[Rd] write.table with row.names=FALSE unnecessarily slow?

Martin Maechler maechler at stat.math.ethz.ch
Tue Mar 11 17:21:13 CET 2008


    MartinMo> write.table with large data frames takes quite a long time
    MartinMo> system.time({
    MartinMo> +     write.table(df, '/tmp/dftest.txt', row.names=FALSE)
    MartinMo> + }, gcFirst=TRUE)
    MartinMo> user  system elapsed 
    MartinMo> 97.302   1.532  98.837 

    MartinMo> A reason is because dimnames is always called, causing 'anonymous' row
    MartinMo> names to be created as character vectors.
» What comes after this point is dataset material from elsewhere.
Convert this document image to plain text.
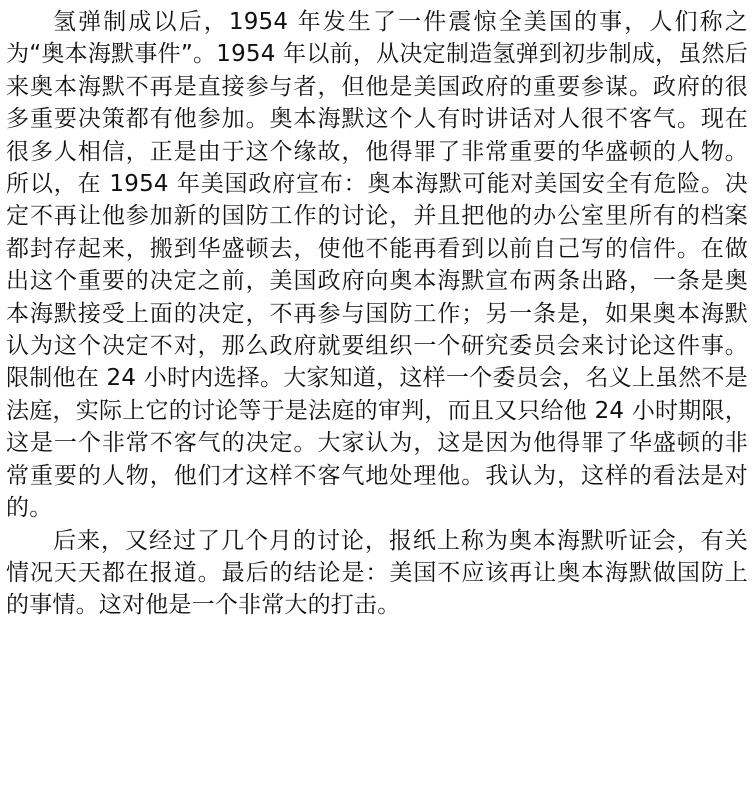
氢弹制成以后，1954 年发生了一件震惊全美国的事，人们称之为“奥本海默事件”。1954 年以前，从决定制造氢弹到初步制成，虽然后来奥本海默不再是直接参与者，但他是美国政府的重要参谋。政府的很多重要决策都有他参加。奥本海默这个人有时讲话对人很不客气。现在很多人相信，正是由于这个缘故，他得罪了非常重要的华盛顿的人物。所以，在 1954 年美国政府宣布：奥本海默可能对美国安全有危险。决定不再让他参加新的国防工作的讨论，并且把他的办公室里所有的档案都封存起来，搬到华盛顿去，使他不能再看到以前自己写的信件。在做出这个重要的决定之前，美国政府向奥本海默宣布两条出路，一条是奥本海默接受上面的决定，不再参与国防工作；另一条是，如果奥本海默认为这个决定不对，那么政府就要组织一个研究委员会来讨论这件事。限制他在 24 小时内选择。大家知道，这样一个委员会，名义上虽然不是法庭，实际上它的讨论等于是法庭的审判，而且又只给他 24 小时期限，这是一个非常不客气的决定。大家认为，这是因为他得罪了华盛顿的非常重要的人物，他们才这样不客气地处理他。我认为，这样的看法是对的。

后来，又经过了几个月的讨论，报纸上称为奥本海默听证会，有关情况天天都在报道。最后的结论是：美国不应该再让奥本海默做国防上的事情。这对他是一个非常大的打击。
Avoiding this in
    MartinMo> src/library/utils, along the lines of

Thank you, Martin.

Note that we needed to fix your patch 
(for the case where the dataframe has 'matrix column'),

and I'd like to further remark that I consider
 '.... == TRUE '
to be quite ugly (or inefficient) in all circumstances.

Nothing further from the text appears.